When Your Child Has Iron-Deficiency Anemia
In anemia, there is a lower than normal number of red blood cells (RBCs) and/or a lower level of hemoglobin (a protein that carries oxygen) in the red blood cells. Anemia can be caused by many conditions. In iron-deficiency anemia, the cause of anemia is not having enough iron in the body. RBCs are important because they help carry oxygen throughout the body. If the RBCs or hemoglobin is severely low, the body’s cells don’t get enough oxygen. If not treated, iron-deficiency anemia can affect your child’s growth, brain function, and development. The healthcare provider will evaluate your child and recommend treatment.
What causes iron-deficiency anemia?
A low-iron diet
A diet that is too rich in milk or dairy products
A digestive problem that affects iron absorption
Blood loss such as from menstruation (girls only) or the gastrointestinal tract (milk protein allergy/colitis or inflammatory bowel disease)
What are the symptoms of iron-deficiency anemia?
Your child may have no symptoms at all. If symptoms are present, they can include:
Pale skin, lips, and hands
Low energy and tiredness
Pica (the tendency to eat nonfood items, such as chalk, clay, or paper)
Slowed growth and development
How is iron-deficiency anemia diagnosed?
The healthcare provider asks about your child’s symptoms, diet, and health history. A physical exam is also done. The healthcare provider will then order lab tests, such as a complete blood cell count to confirm there is anemia. Other tests may be done to learn if the anemia is caused by too low a level or iron. Usually iron-deficiency anemia is diagnosed by a routine blood count test.
How is iron-deficiency anemia treated?
Treatment choices include the following:
The healthcare provider may prescribe oral iron supplements to increase the iron your child gets. It may take
1 to 3months for your child’s RBC count to return to normal. DO NOT give your child iron supplements without a healthcare provider’s supervision. Too much iron can lead to serious health problems in your child. In some cases, iron may need to be given through an IV.
You may need to give your child more foods that are rich in iron. The body tends to absorb iron from meat better than iron from nonmeat foods. This includes beef, fish, chicken, turkey, and pork. Nonmeat foods that are good sources include iron-fortified breads or cereals, tofu, peas, lentils, raisins, dried fruits, sweet potatoes, greens, beans, or peanut butter.
Vitamin C helps the body absorb iron. Vitamin C can be found in vegetables and fruits, especially citrus fruits.
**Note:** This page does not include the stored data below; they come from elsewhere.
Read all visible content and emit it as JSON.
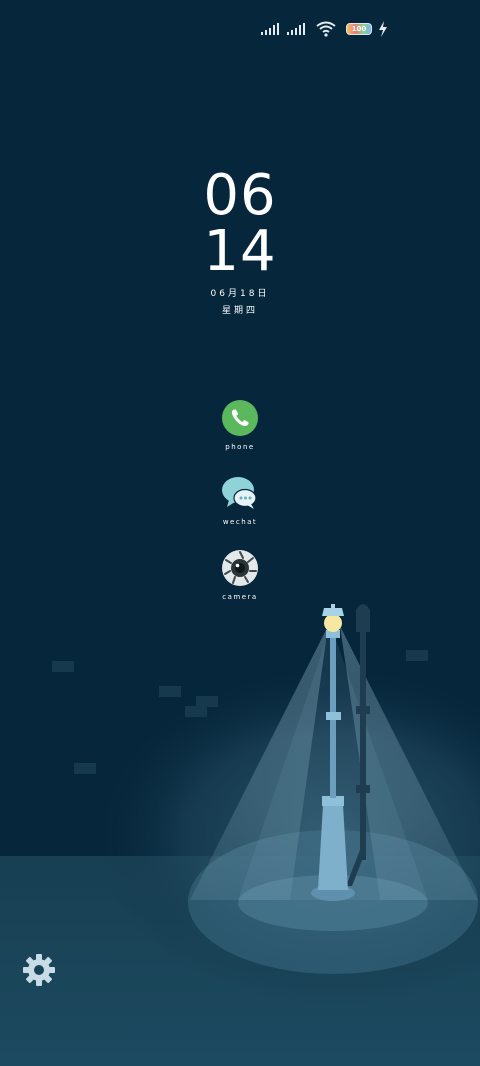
{
  "status_bar": {
    "signal_1_icon": "signal-bars-icon",
    "signal_2_icon": "signal-bars-icon",
    "wifi_icon": "wifi-icon",
    "battery_level": "100",
    "charging_icon": "lightning-bolt-icon"
  },
  "clock": {
    "hour": "06",
    "minute": "14",
    "date": "06月18日",
    "weekday": "星期四"
  },
  "shortcuts": [
    {
      "label": "phone",
      "icon": "phone-icon",
      "color": "#5cb85c"
    },
    {
      "label": "wechat",
      "icon": "chat-bubbles-icon",
      "color": "#8fd3d8"
    },
    {
      "label": "camera",
      "icon": "camera-lens-icon",
      "color": "#e4e8ea"
    }
  ],
  "settings": {
    "icon": "gear-icon"
  },
  "colors": {
    "background": "#06263b",
    "ground": "#1b4357",
    "lamp_post": "#6a9ebc",
    "lamp_light": "#f6e7a1"
  }
}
If the cause is heavy menstrual flow, birth control pills may be prescribed to regulate the menstrual cycle and reduce blood loss.
If your child’s RBC count is very low, blood transfusions may be needed.
How is iron-deficiency anemia prevented?
Ways to prevent iron-deficiency anemia include the following:
If possible, breastfeed your baby for at least 12 months. Starting at 4 to 6 months of age, give your baby plain, iron-fortified infant cereal and/or pureed meat. Just 2 or more servings a day can meet a baby’s iron needs at this age.
When your baby is about 6 months of age, include a feeding per day of foods rich in vitamin C with foods that are rich in iron to improve iron absorption.
Do not give children age 1 to 5 years more than 24 ounces of cow, goat, or soy milk per day.
Make sure your child has a well-balanced diet with foods rich in iron.
If your child is formula-fed, ask your healthcare provider to recommend iron-rich formulas. These can help with growth and development. Also ask about iron-rich baby foods for when your child is ready to eat solids.